One should never take perversity so far that sex becomes parasitical– that is, fraught with negative consequences. The Essence of sex is procreation. Whatever secondary uses it is re-purposed for, sex should always be fun, healthy, safe, and psychologically unharmful.  It strikes me as a perverse joke that Nature has played on us that sex should be dangerous at all.

—————

P.S.  (20 Dec 2015)…

Okay, so I think every human being should read several practical handbooks on sex over the course of his or her lifetime, from both the male and female perspective, as well as from both the biological and psychological perspective.

So it was very important to me, personally, that sometime during the course of this blog, I read several books upon the subject of sex. It’s too important an area of our lives not to be educated about. Ideally, in fact, we should all be experts on the subject.

However, the Internet is a kooky place, and I don’t really want to do an entry that will draw people to my blog from far outside its intended audience. So I’m just going to add a quick post-script here about the books I’ve read in this area.

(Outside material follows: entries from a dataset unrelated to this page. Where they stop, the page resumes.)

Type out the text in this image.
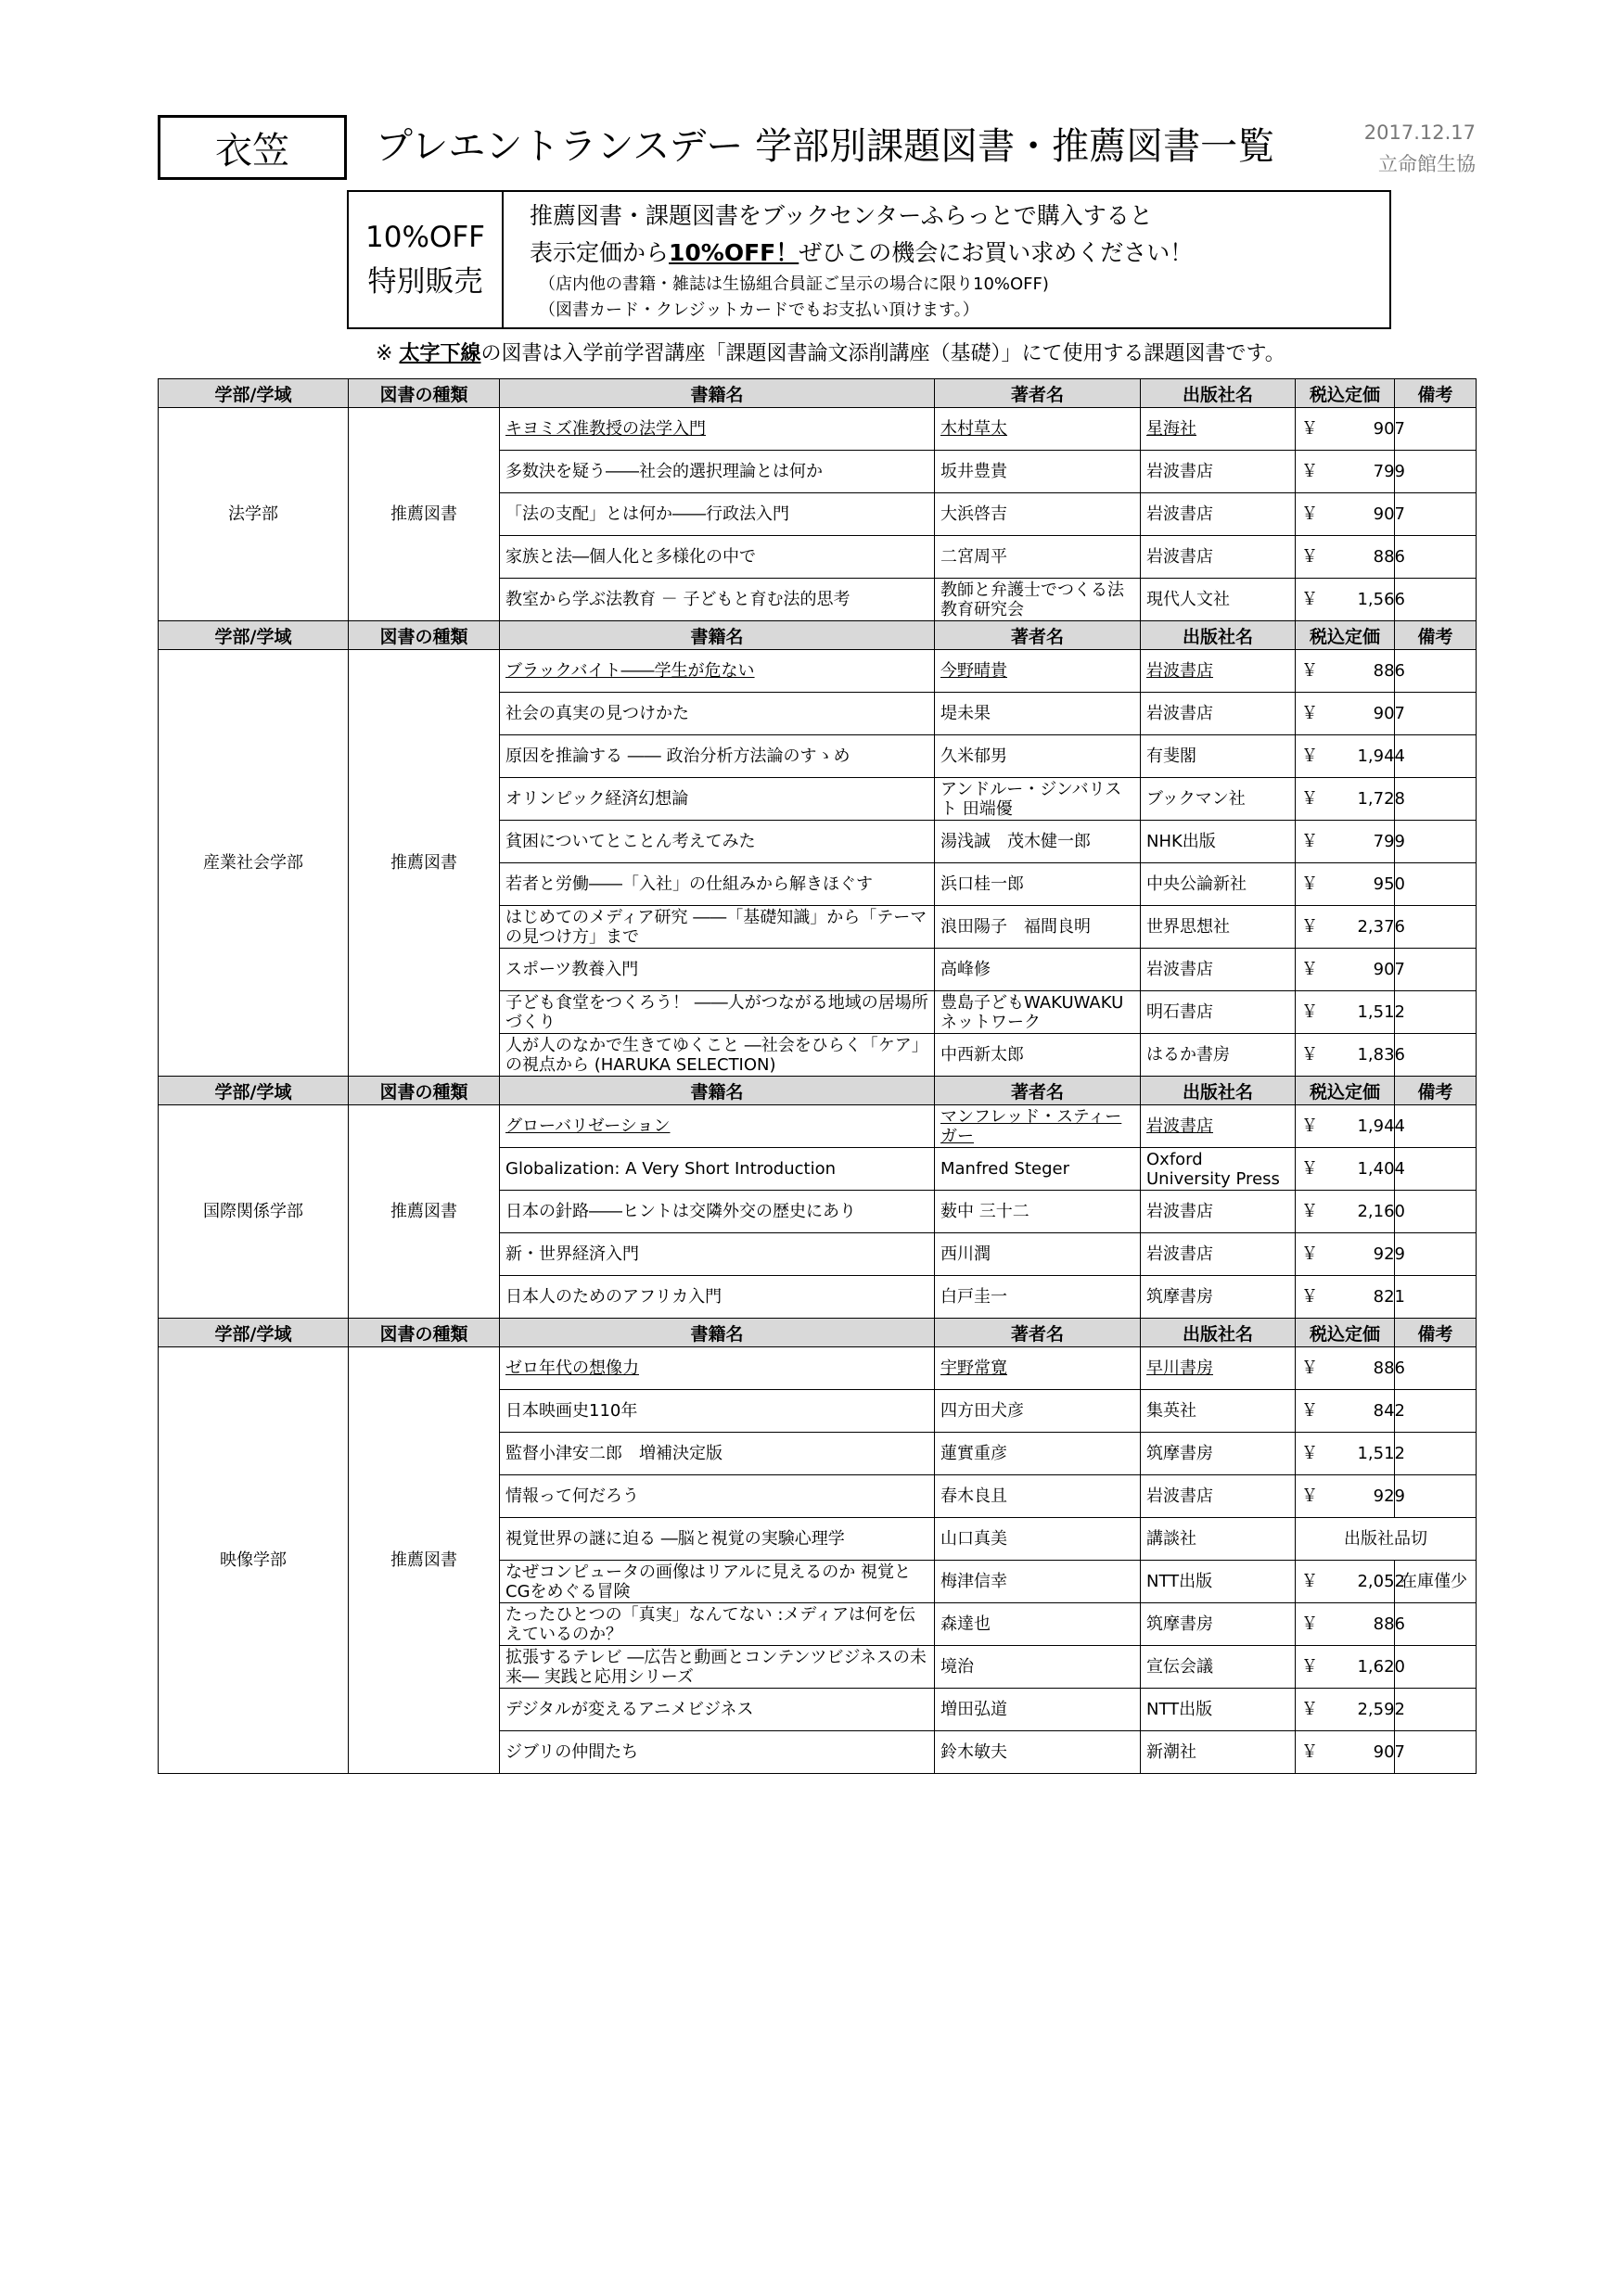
衣笠 プレエントランスデー 学部別課題図書・推薦図書一覧	2017.12.17
立命館生協
10%OFF
特別販売
推薦図書・課題図書をブックセンターふらっとで購入すると
表示定価から10%OFF！ぜひこの機会にお買い求めください！
（店内他の書籍・雑誌は生協組合員証ご呈示の場合に限り10%OFF)
（図書カード・クレジットカードでもお支払い頂けます。）
※ 太字下線の図書は入学前学習講座「課題図書論文添削講座（基礎）」にて使用する課題図書です。
学部/学域	図書の種類	書籍名	著者名	出版社名	税込定価	備考
法学部	推薦図書	キヨミズ准教授の法学入門	木村草太	星海社	￥ 907	
		多数決を疑う――社会的選択理論とは何か	坂井豊貴	岩波書店	￥ 799	
		「法の支配」とは何か――行政法入門	大浜啓吉	岩波書店	￥ 907	
		家族と法―個人化と多様化の中で	二宮周平	岩波書店	￥ 886	
		教室から学ぶ法教育 － 子どもと育む法的思考	教師と弁護士でつくる法教育研究会	現代人文社	￥ 1,566	
学部/学域	図書の種類	書籍名	著者名	出版社名	税込定価	備考
産業社会学部	推薦図書	ブラックバイト――学生が危ない	今野晴貴	岩波書店	￥ 886	
		社会の真実の見つけかた	堤未果	岩波書店	￥ 907	
		原因を推論する ―― 政治分析方法論のすゝめ	久米郁男	有斐閣	￥ 1,944	
		オリンピック経済幻想論	アンドルー・ジンバリスト 田端優	ブックマン社	￥ 1,728	
		貧困についてとことん考えてみた	湯浅誠　茂木健一郎	NHK出版	￥ 799	
		若者と労働――「入社」の仕組みから解きほぐす	浜口桂一郎	中央公論新社	￥ 950	
		はじめてのメディア研究 ――「基礎知識」から「テーマの見つけ方」まで	浪田陽子　福間良明	世界思想社	￥ 2,376	
		スポーツ教養入門	高峰修	岩波書店	￥ 907	
		子ども食堂をつくろう！ ――人がつながる地域の居場所づくり	豊島子どもWAKUWAKUネットワーク	明石書店	￥ 1,512	
		人が人のなかで生きてゆくこと ―社会をひらく「ケア」の視点から (HARUKA SELECTION)	中西新太郎	はるか書房	￥ 1,836	
学部/学域	図書の種類	書籍名	著者名	出版社名	税込定価	備考
国際関係学部	推薦図書	グローバリゼーション	マンフレッド・スティーガー	岩波書店	￥ 1,944	
		Globalization: A Very Short Introduction	Manfred Steger	Oxford University Press	￥ 1,404	
		日本の針路――ヒントは交隣外交の歴史にあり	薮中 三十二	岩波書店	￥ 2,160	
		新・世界経済入門	西川潤	岩波書店	￥ 929	
		日本人のためのアフリカ入門	白戸圭一	筑摩書房	￥ 821	
学部/学域	図書の種類	書籍名	著者名	出版社名	税込定価	備考
映像学部	推薦図書	ゼロ年代の想像力	宇野常寛	早川書房	￥ 886	
		日本映画史110年	四方田犬彦	集英社	￥ 842	
		監督小津安二郎　増補決定版	蓮實重彦	筑摩書房	￥ 1,512	
		情報って何だろう	春木良且	岩波書店	￥ 929	
		視覚世界の謎に迫る ―脳と視覚の実験心理学	山口真美	講談社	出版社品切	
		なぜコンピュータの画像はリアルに見えるのか 視覚とCGをめぐる冒険	梅津信幸	NTT出版	￥ 2,052	在庫僅少
		たったひとつの「真実」なんてない :メディアは何を伝えているのか？	森達也	筑摩書房	￥ 886	
		拡張するテレビ ―広告と動画とコンテンツビジネスの未来― 実践と応用シリーズ	境治	宣伝会議	￥ 1,620	
		デジタルが変えるアニメビジネス	増田弘道	NTT出版	￥ 2,592	
		ジブリの仲間たち	鈴木敏夫	新潮社	￥ 907	
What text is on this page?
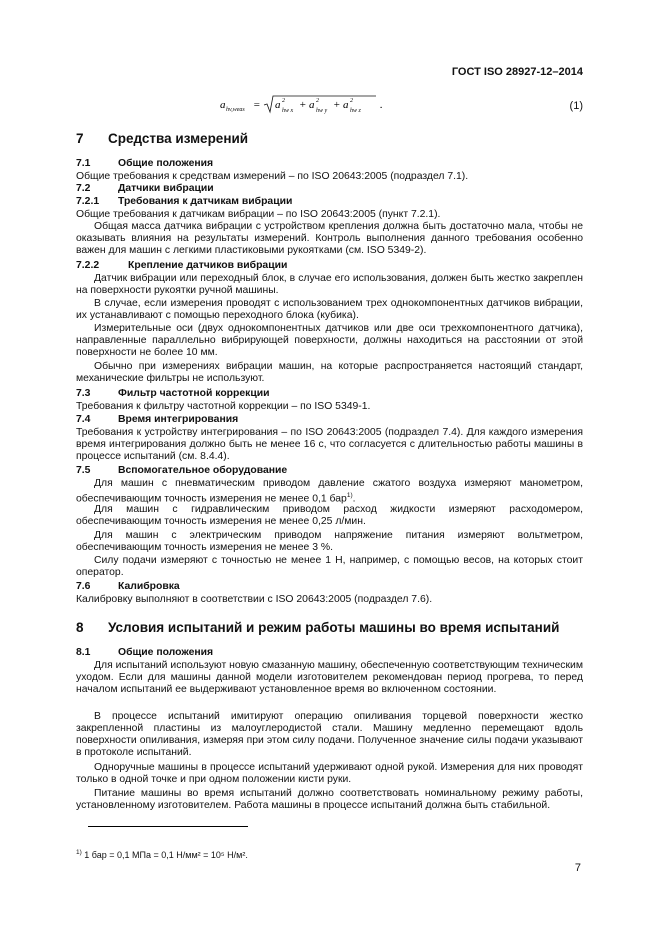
ГОСТ ISO 28927-12–2014
a hv,weas = a 2
hw x + a 2
hw y + a 2
hw z .	(1)
7 Средства измерений
7.1	Общие положения
Общие требования к средствам измерений – по ISO 20643:2005 (подраздел 7.1).
7.2	Датчики вибрации
7.2.1 Требования к датчикам вибрации
Общие требования к датчикам вибрации – по ISO 20643:2005 (пункт 7.2.1).
Общая масса датчика вибрации с устройством крепления должна быть достаточно мала, чтобы не оказывать влияния на результаты измерений. Контроль выполнения данного требования особенно важен для машин с легкими пластиковыми рукоятками (см. ISO 5349-2).
7.2.2	Крепление датчиков вибрации
Датчик вибрации или переходный блок, в случае его использования, должен быть жестко закреплен на поверхности рукоятки ручной машины.
В случае, если измерения проводят с использованием трех однокомпонентных датчиков вибрации, их устанавливают с помощью переходного блока (кубика).
Измерительные оси (двух однокомпонентных датчиков или две оси трехкомпонентного датчика), направленные параллельно вибрирующей поверхности, должны находиться на расстоянии от этой поверхности не более 10 мм.
Обычно при измерениях вибрации машин, на которые распространяется настоящий стандарт, механические фильтры не используют.
7.3	Фильтр частотной коррекции
Требования к фильтру частотной коррекции – по ISO 5349-1.
7.4	Время интегрирования
Требования к устройству интегрирования – по ISO 20643:2005 (подраздел 7.4). Для каждого измерения время интегрирования должно быть не менее 16 с, что согласуется с длительностью работы машины в процессе испытаний (см. 8.4.4).
7.5	Вспомогательное оборудование
Для машин с пневматическим приводом давление сжатого воздуха измеряют манометром, обеспечивающим точность измерения не менее 0,1 бар$^{1)}$.
Для машин с гидравлическим приводом расход жидкости измеряют расходомером, обеспечивающим точность измерения не менее 0,25 л/мин.
Для машин с электрическим приводом напряжение питания измеряют вольтметром, обеспечивающим точность измерения не менее 3 %.
Силу подачи измеряют с точностью не менее 1 Н, например, с помощью весов, на которых стоит оператор.
7.6	Калибровка
Калибровку выполняют в соответствии с ISO 20643:2005 (подраздел 7.6).
8 Условия испытаний и режим работы машины во время испытаний
8.1	Общие положения
Для испытаний используют новую смазанную машину, обеспеченную соответствующим техническим уходом. Если для машины данной модели изготовителем рекомендован период прогрева, то перед началом испытаний ее выдерживают установленное время во включенном состоянии.
В процессе испытаний имитируют операцию опиливания торцевой поверхности жестко закрепленной пластины из малоуглеродистой стали. Машину медленно перемещают вдоль поверхности опиливания, измеряя при этом силу подачи. Полученное значение силы подачи указывают в протоколе испытаний.
Одноручные машины в процессе испытаний удерживают одной рукой. Измерения для них проводят только в одной точке и при одном положении кисти руки.
Питание машины во время испытаний должно соответствовать номинальному режиму работы, установленному изготовителем. Работа машины в процессе испытаний должна быть стабильной.
$^{1)}$ 1 бар = 0,1 МПа = 0,1 Н/мм² = 10⁵ Н/м².
7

Besides the book above (Life’s Too Short For Tantric Sex), I’ve also reviewed… Oral Sex She’ll Never Forget by Sonia Borg, and I Heart Female Orgasms by Solot & Miller.

First off, I understand why these books have to keep a certain light and “fun” tone, but I did find it extremely annoying.

To put it bluntly, it seems to me that the fundamental message in all these types of books is that successful sex lies mostly in learning how to please the woman; we men not only tend to be more assertive in having our needs met, but we also typically simply need less-complex and less-time-consuming stimulation.

I will not attempt to use this post to provide an education upon good sex. I do, however, recommend that you read the above books or others like them.

Out of compassion for my fellow man (and women), I will allow myself to make just a few general comments.

1) As a young man, the most egregious omission from my sexual education was the Clitoris– most especially, how to please it. I assumed, for lack of hearing anything different, that the woman received most of her sexual stimulation from the inside– why else would that be where the penis seems designed to go? Good for us, good for them, everybody wins. However, the truth is, gentlemen, the clit is extremely important when it comes to female orgasm. Find out every single thing you can about its desires if you really want to please your girl. And be warned– no woman is pleased the same way. What works for one may very well annoy another.

2) Don’t be goal-oriented. As much as both of you want her to orgasm, the best path seems to be to treat any achieved female climax as a side-effect of just enjoying each other. Granted, you’ll want to tailor the enjoyment to induce an orgasm if possible, but besides a general game-plan, just enjoy yourself and enjoy her enjoying you. And, of course, you’ll need to be patient. It’s not unusual for a woman to need fifteen or twenty minutes of clitoral stimulation to achieve orgasm.

3) Cycles and Change-ups. Generally speaking, you’ll want to start soft and slow with a woman, then build faster and with slightly more pressure– and then pull away and repeat the cycle a few times. And you’ll want to vary the spots you’re stimulating and how, because girl-parts are sensitive and what was pleasurable three minutes ago can become kinda irritating if the same spot is concentrated upon without break.

Also, you must be constantly very attentive to your girl’s sounds and movements, so you know which direction she’s wanting you to take it. And don’t be afraid to ask, “How does this feel?” Most women don’t want to bark orders at you (they know the male ego is fragile), and so you have to coax comments from them, and show how much you really, truly want to hear what she wants.

There is so much more! We are very undereducated about all this stuff.  You can work on mastering technique over your life-time– what’s essential is the idea of not being fixated on the goal, and the attitude of taking your time– plenty of it– and of varying pressures and spots, and of monitoring and responding to her constantly, and of realizing (hopefully years before I did) that the importance of clitoral stimulation cannot be overemphasized.